And yes, I know some folks swear by an IBEC where the one avionics battery is also used for ignition, but it’s my opinion you’d be wise to treat the two systems like a player. By this meaning the player doesn’t let his girlfriend know he’s married, and his wife never knows he keeps a mistress on the side. Stays alive, hence why he’s a player!
TANSTAAFL
Added to which, because there ain’t no such thing as a free lunch, and since you need at least a ~2000mAh pack for the ignition (my rule of thumb is 1000mAh per cylinder) plus a another 2500-3000mAh pack for the avionics (due to so many servos), then you’re still going to have to use a 5000-6000mAh pack.
Point being, yes there is a benefit of only servicing one battery instead of two, but in my estimation this convenience is vastly overwhelmed by the systemic risk to the model. By this meaning if even one of the many component within an IBEC goes teats up, then there’s a risk of interference . . . but you’re a big boy, do as you please.
And in any case, the Zenoah GT80 makes the whole argument moot due to relying on a magneto, instead of a module requiring battery power. So circling back to propulsion;
Slide out drawer
In an interesting twist, what Mike’s created is an entire propulsion package mounted in a slide-out drawer. This bit of genius means the thing becomes trivial to service because the entire power package, by just removing four screws, sees the whole thing sliding out and into your hands. Sweet!
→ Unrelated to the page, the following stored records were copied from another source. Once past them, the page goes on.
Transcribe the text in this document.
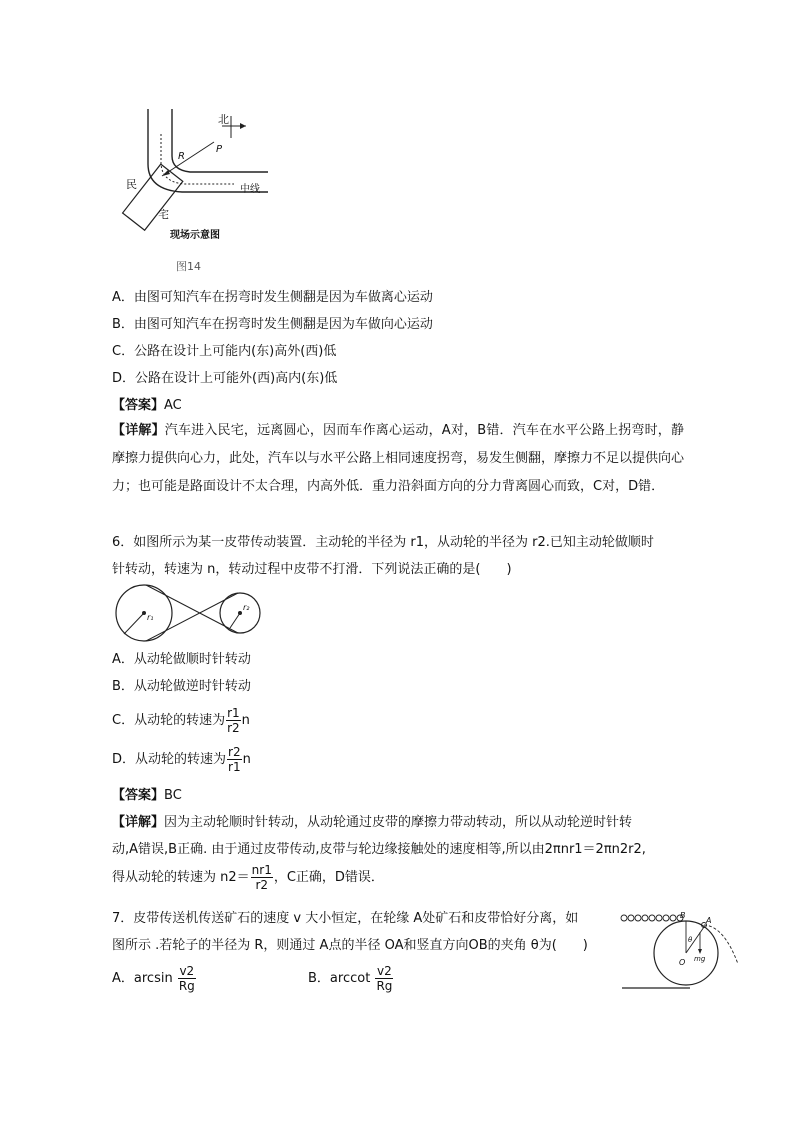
北
R
P
中线
民
宅
现场示意图
图14
A．由图可知汽车在拐弯时发生侧翻是因为车做离心运动
B．由图可知汽车在拐弯时发生侧翻是因为车做向心运动
C．公路在设计上可能内(东)高外(西)低
D．公路在设计上可能外(西)高内(东)低
【答案】AC
【详解】汽车进入民宅，远离圆心，因而车作离心运动，A对，B错．汽车在水平公路上拐弯时，静摩擦力提供向心力，此处，汽车以与水平公路上相同速度拐弯，易发生侧翻，摩擦力不足以提供向心力；也可能是路面设计不太合理，内高外低．重力沿斜面方向的分力背离圆心而致，C对，D错．
6．如图所示为某一皮带传动装置．主动轮的半径为 r1，从动轮的半径为 r2.已知主动轮做顺时
针转动，转速为 n，转动过程中皮带不打滑．下列说法正确的是(　　)
r₁
r₂
A．从动轮做顺时针转动
B．从动轮做逆时针转动
C．从动轮的转速为 $\frac{r1}{r2}$ n
D．从动轮的转速为 $\frac{r2}{r1}$ n
【答案】BC
【详解】因为主动轮顺时针转动，从动轮通过皮带的摩擦力带动转动，所以从动轮逆时针转
动,A错误,B正确. 由于通过皮带传动,皮带与轮边缘接触处的速度相等,所以由2πnr1＝2πn2r2,
得从动轮的转速为 $n2= \frac{nr1}{r2}$ ，C正确，D错误．
7．皮带传送机传送矿石的速度 v 大小恒定，在轮缘 A处矿石和皮带恰好分离，如
图所示 .若轮子的半径为 R，则通过 A点的半径 OA和竖直方向OB的夹角 θ为(　　)
B
A
O
θ
mg
A．$\arcsin \frac{v2}{Rg}$	B．arccot $\frac{v2}{Rg}$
So take note; he’s even mounted throttle and choke servos to the tray. In honestly, I advised him to reconsider this last because of experience with what happens to servos mounted in close proximity to hot vibrating propulsion sources. Review this to learn more;
Gasser throttle servo problems & solutions
And Mike, to his credit once advised responded with, ‘Thanks for the heads up, I will look into a new location for it.’
Anyway, once secured with the four bolts, the two become a whole!


Sprung gear – internal springs
Next, I’d like to share another sprung landing gear arrangement. This more sturdy version with internally adjusted springs. And what initially caught my attention was this elegantly engineered sketch by Kelly Fountaine of New Zealand.
The gear design? It’s simplicity itself. Simple is always a good thing.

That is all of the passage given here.